SQL Server 2005 Get First and Last date for any Month in any Year

First day of the month: SELECT DATEADD(mm, DATEDIFF(mm, 0, GETDATE()), 0)

Last day of the month: SELECT DATEADD(ms, -3, DATEADD(mm, DATEDIFF(m, 0, GETDATE()) + 1, 0))

Substitute a DateTime variable value for GETDATE().

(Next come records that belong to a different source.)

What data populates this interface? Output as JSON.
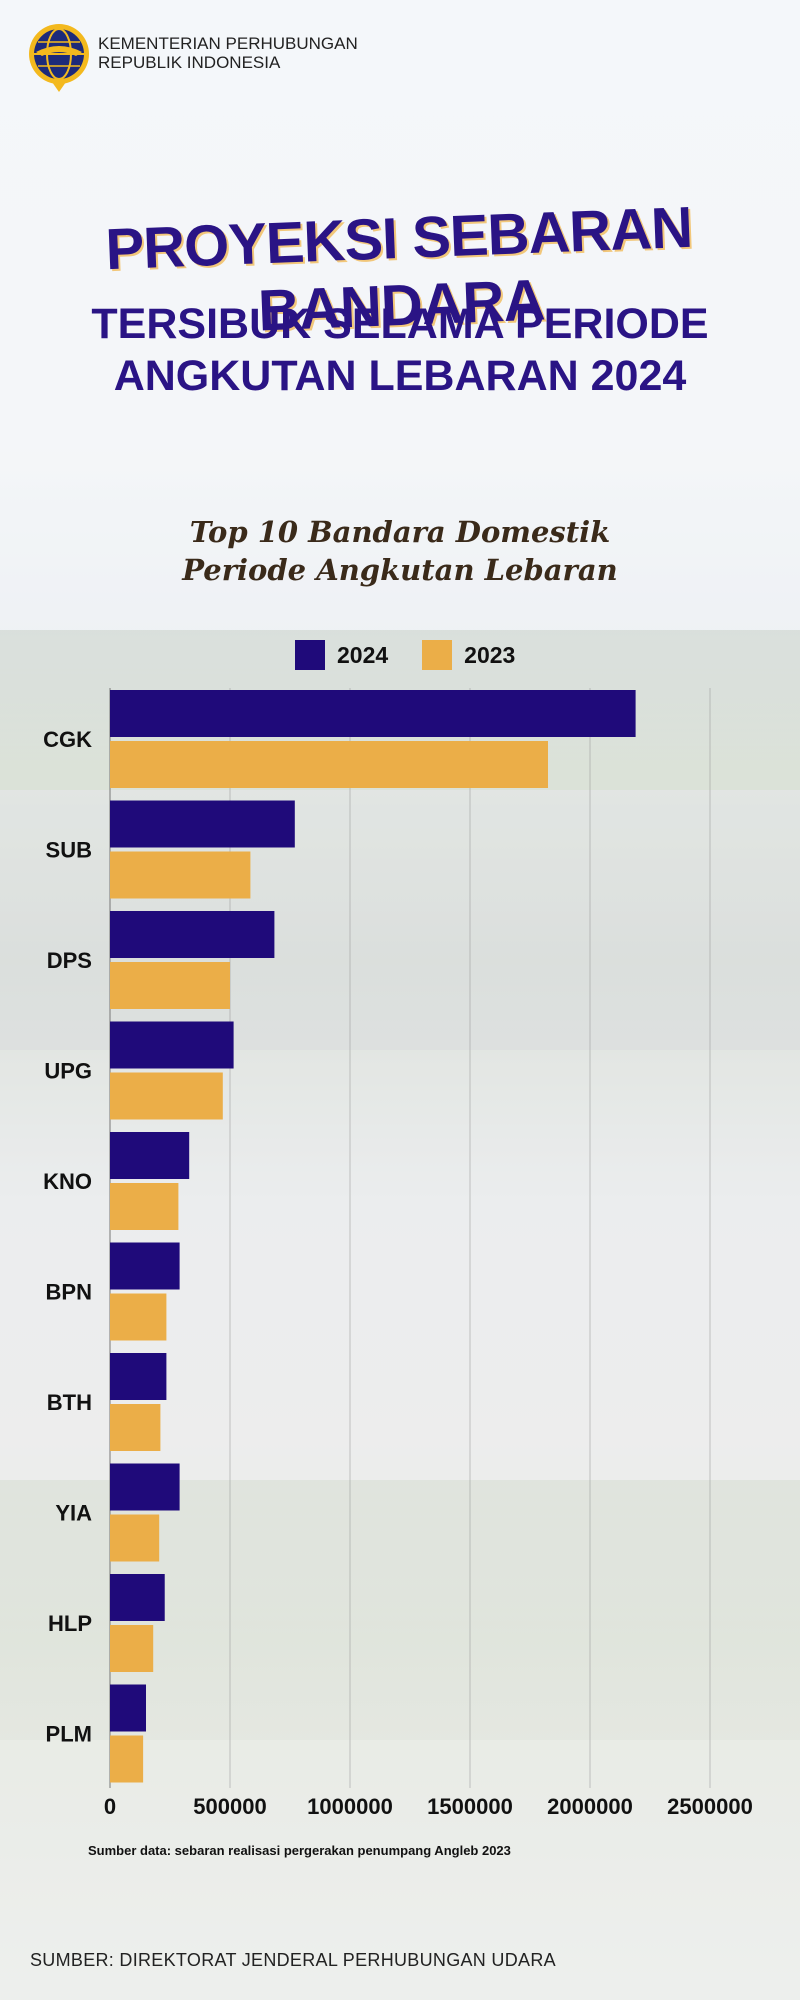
{
  "header": {
    "org_line1": "KEMENTERIAN PERHUBUNGAN",
    "org_line2": "REPUBLIK INDONESIA",
    "logo_icon": "ministry-emblem-icon"
  },
  "title": {
    "line1": "PROYEKSI SEBARAN BANDARA",
    "line2": "TERSIBUK SELAMA PERIODE",
    "line3": "ANGKUTAN LEBARAN 2024"
  },
  "chart_data": {
    "type": "bar",
    "orientation": "horizontal",
    "title_line1": "Top 10 Bandara Domestik",
    "title_line2": "Periode Angkutan Lebaran",
    "categories": [
      "CGK",
      "SUB",
      "DPS",
      "UPG",
      "KNO",
      "BPN",
      "BTH",
      "YIA",
      "HLP",
      "PLM"
    ],
    "series": [
      {
        "name": "2024",
        "color": "#1f0a7a",
        "values": [
          2190000,
          770000,
          685000,
          515000,
          330000,
          290000,
          235000,
          290000,
          228000,
          150000
        ]
      },
      {
        "name": "2023",
        "color": "#ebae48",
        "values": [
          1825000,
          585000,
          500000,
          470000,
          285000,
          235000,
          210000,
          205000,
          180000,
          138000
        ]
      }
    ],
    "xlim": [
      0,
      2500000
    ],
    "ticks": [
      "0",
      "500000",
      "1000000",
      "1500000",
      "2000000",
      "2500000"
    ],
    "tick_values": [
      0,
      500000,
      1000000,
      1500000,
      2000000,
      2500000
    ],
    "grid": true,
    "legend_position": "top"
  },
  "source_note": "Sumber data: sebaran realisasi pergerakan penumpang Angleb 2023",
  "footer_source": "SUMBER: DIREKTORAT JENDERAL PERHUBUNGAN UDARA"
}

I got that long ago from this very handy page which has a whole bunch of other date calculations, such as "Monday of the current week" and "first Monday of the month".

DECLARE @Month INTEGER
DECLARE @Year INTEGER
SET @Month = 10
SET @Year = 2010

DECLARE @FirstDayOfMonth DATETIME
DECLARE @LastDayOfMonth DATETIME

SET @FirstDayOfMonth = Str(@Year) + RIGHT('0' + Str(@Month), 2) + '01'
SET @LastDayOfMonth = DATEADD(dd, -1, DATEADD(mm, 1, @FirstDayOfMOnth))
SELECT @FirstDayOfMonth, @LastDayOfMonth

DECLARE @Month int
DECLARE @Year int

set @Month = 2
set @Year = 2004

select DATEADD(month,@Month-1,DATEADD(year,@Year-1900,0)) /*First*/

select DATEADD(day,-1,DATEADD(month,@Month,DATEADD(year,@Year-1900,0))) /*Last*/

But what do you need as time component for last day of the month? If your datetimes have time components other than midnight you may well be better off just doing something like

WHERE COL >= DATEADD(month,@Month-1,DATEADD(year,@Year-1900,0)) 
     AND COL < DATEADD(month,@Month,DATEADD(year,@Year-1900,0)) 

In this way your code will continue to work if you eventually migrate to SQL Server 2008 and the greater precision datetime datatypes.